Self-assessment is a result of reflection. Self-assessment is impossible without the examination of one’s own actions and thinking. Self-assessment is assessment of one’s own actions in relation to the begin level and the objectives. Self-assessment is involved throughout portfolio work. When a student compiles his/her display portfolio, he/she has to assess and select works from the basic portfolio. The student learnsa lot about his/her learning process also through self-assessment.

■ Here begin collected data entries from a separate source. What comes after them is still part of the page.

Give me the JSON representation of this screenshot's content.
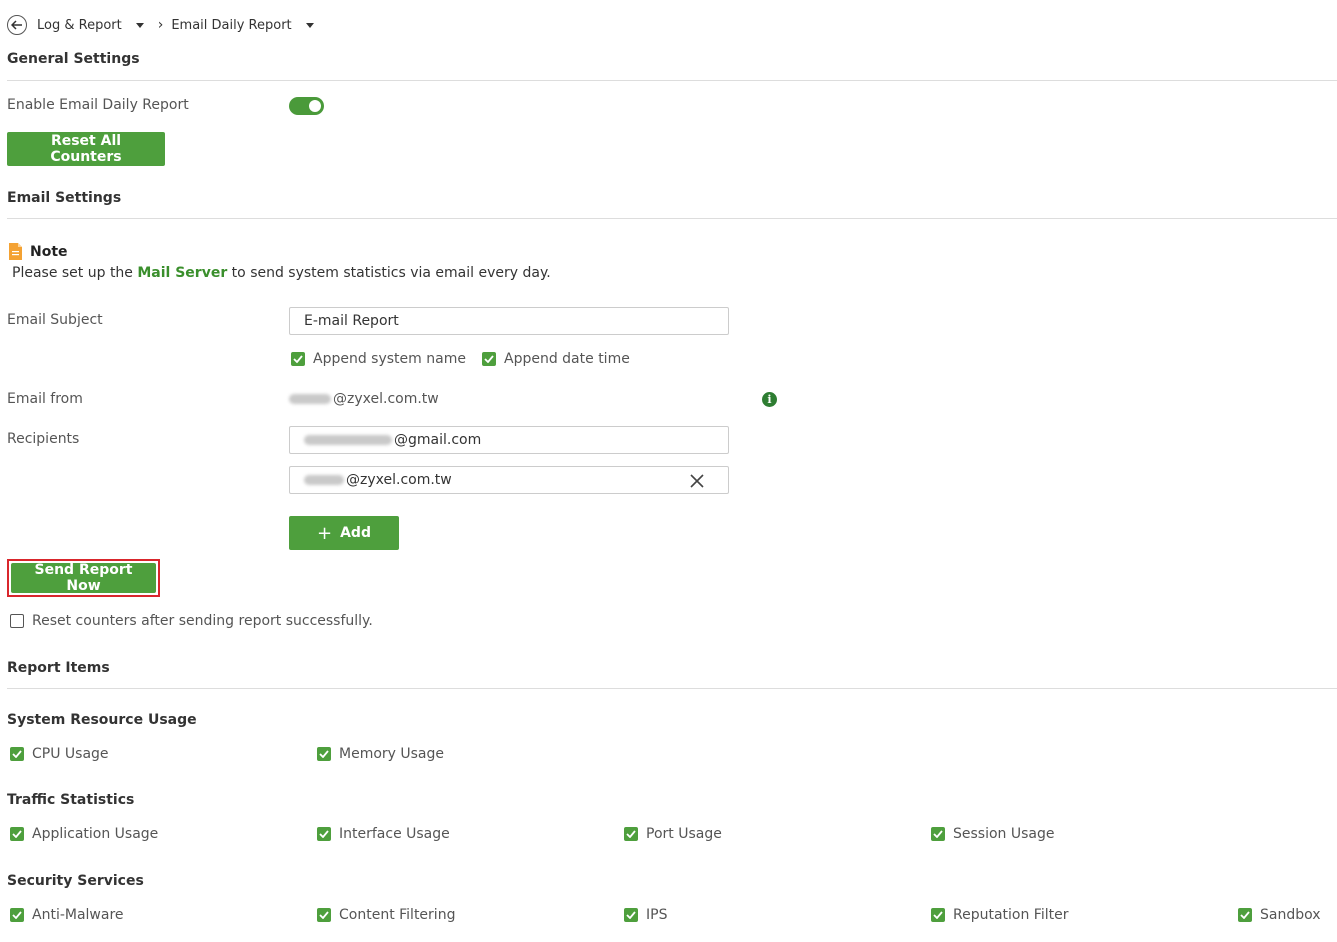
{
  "breadcrumb": {
    "item1": "Log & Report",
    "item2": "Email Daily Report"
  },
  "general": {
    "title": "General Settings",
    "enable_label": "Enable Email Daily Report",
    "enabled": true,
    "reset_button": "Reset All Counters"
  },
  "email": {
    "title": "Email Settings",
    "note_title": "Note",
    "note_prefix": "Please set up the ",
    "note_link": "Mail Server",
    "note_suffix": " to send system statistics via email every day.",
    "subject_label": "Email Subject",
    "subject_value": "E-mail Report",
    "append_system_name": "Append system name",
    "append_date_time": "Append date time",
    "from_label": "Email from",
    "from_value": "@zyxel.com.tw",
    "recipients_label": "Recipients",
    "recipient1": "@gmail.com",
    "recipient2": "@zyxel.com.tw",
    "add_button": "Add",
    "send_button": "Send Report Now",
    "reset_after_label": "Reset counters after sending report successfully."
  },
  "report": {
    "title": "Report Items",
    "system": {
      "title": "System Resource Usage",
      "items": [
        "CPU Usage",
        "Memory Usage"
      ]
    },
    "traffic": {
      "title": "Traffic Statistics",
      "items": [
        "Application Usage",
        "Interface Usage",
        "Port Usage",
        "Session Usage"
      ]
    },
    "security": {
      "title": "Security Services",
      "items": [
        "Anti-Malware",
        "Content Filtering",
        "IPS",
        "Reputation Filter",
        "Sandbox"
      ]
    }
  },
  "colors": {
    "accent": "#4e9f3d",
    "highlight_border": "#d9262c"
  }
}
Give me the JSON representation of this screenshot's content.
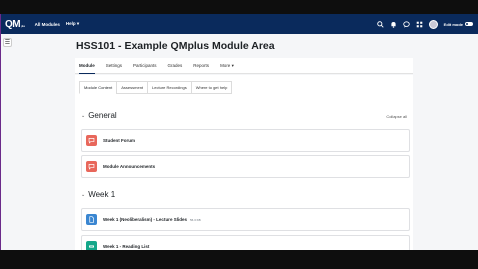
{
  "navbar": {
    "logo_main": "QM",
    "logo_sub": "plus",
    "links": [
      "All Modules",
      "Help ▾"
    ],
    "edit_mode_label": "Edit mode"
  },
  "page": {
    "title": "HSS101 - Example QMplus Module Area"
  },
  "secondary_nav": [
    "Module",
    "Settings",
    "Participants",
    "Grades",
    "Reports",
    "More ▾"
  ],
  "tabs": [
    "Module Content",
    "Assessment",
    "Lecture Recordings",
    "Where to get help"
  ],
  "sections": [
    {
      "title": "General",
      "collapse_label": "Collapse all",
      "activities": [
        {
          "name": "Student Forum",
          "icon": "forum-icon",
          "color": "#e8675b"
        },
        {
          "name": "Module Announcements",
          "icon": "forum-icon",
          "color": "#e8675b"
        }
      ]
    },
    {
      "title": "Week 1",
      "activities": [
        {
          "name": "Week 1 (Neoliberalism) - Lecture Slides",
          "meta": "56.3 KB",
          "icon": "file-icon",
          "color": "#3a86d1"
        },
        {
          "name": "Week 1 - Reading List",
          "icon": "reading-list-icon",
          "color": "#14a78a"
        }
      ]
    }
  ]
}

Assessment of the contents of the portfolio and of one’s own actions needs to be attached to the portfolio. Examples of the topics of self-assessment to be performed at the end of the work include the following:

  • Commitment to the work
  • Results achieved in relation to the objectives
  • Assessment of one’s own learning and development in relation to the begin level
  • Finding one’s own strengths and development areas
  • One’s own working methods and action modes (being methodical, timetable, effectiveness in working).
When doing self-assessment, the following are examples of questions that can be used:

  • What do I believe I have learned? How can I benefit from what I have learned?
  • What did I like the most? What was easiest of all in the work? What was most important?
  • What problems came up in the course of the work? How did I resolve them? If I were to start again, what would I do differently?
  • What did I learn from others? How did cooperation with others proceed? What did I learn about the group’s other members?
  • How did I put effort into the tasks and into the various stages of the work?
  • How would I describe myself as a learner? What did I learn about myself (about how I work, etc.)?
  • What tasks and approaches suit me best and why? What should I change in the way I work? What tasks and approaches suit me best in future?
  • Why have I chosen these very works for inclusion in my display portfolio? Which of them are the best in my own opinion? What is best about them? How could they be further improved?
  • What do you hope that your works tell about your know-how and about you personally?
  • What do I want to learn next?
External assessment
Teacher: In addition to the student, the teacher participates in assessment. Assessment is based on the objectives set for portfolio work and on the available resources. Assessment relies on three pillars: contents, process, and output. Portfolios are assessed on a scale of 1 - 5 or applying the principle Pass – Fail/To be supplemented. Oral feedback can also can be used alongside assessment or as its alternative.

Peer group: A peer group can also be used in assessment. The student can gather feedback on his portfolio from other students or from acquaintances. Using the feedback he/she can then develop his/her own working. Peer assessment can include asking for feedback, e.g.

  1. Regarding the general impression
  2. Regarding the strengths
  3. Regarding development areas.
Peer assessment can also be used in final assessment.